Adélaïde-Louise-Pauline Hus (1734–1805) was a French stage actress and courtesan. She was engaged at the Comédie-Française in Paris in 1751–1773.

== Life ==
She was born to François Hus. She was the student of Hippolyte Clairon.

She made her debut at the Comédie-Française in 1751, but was not engaged there until two years later. She became a Sociétaires of the Comédie-Française in 1753. She retired in 1780, and was granted a royal pension in 1786.

She performed with success the title roles of Andromaque, Monime and Chimène, as well as Agnès in L’École des femmes and Agathe in Folies amoureuses (Regnard). She performed many prestigious roles within tragedy despite the competition with Mademoiselle Clairon, Mademoiselle Dumesnil and Mademoiselle Gaussin. However, she had more talent for her roles of heroines of comedy, which were her most popular ones. She supported the controversial political play Les Philosophes by Palissot to be set.

She is known for her rivalry with Mademoiselle d'Épinay (Pierrette Hélène Pinet, also known as Mademoiselle Molé).
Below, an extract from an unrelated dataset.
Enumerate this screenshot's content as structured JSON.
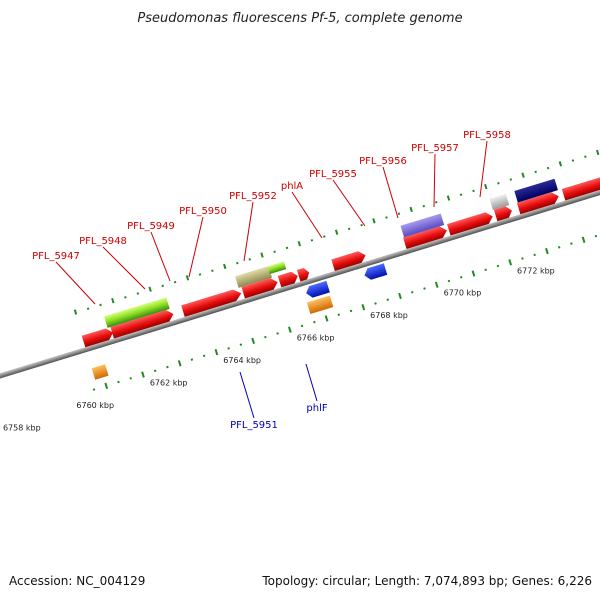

She is also known as a courtesan. Her stage career was protected by her beneficiary, the rich Auguste Louis Bertin. The story about her breakup with Bertin is famous: when she was discovered with a younger lover, Bertin ordered her to leave the house which he paid for and kept for her, with nothing but what she could carry with her inside her dress.

In 1775, she married the court official Louis-Elie Lelièvre. She retired from the stage with a fortune in 1780. She spent the rest of her life in comfortable retirement, and was noted for her philanthropy.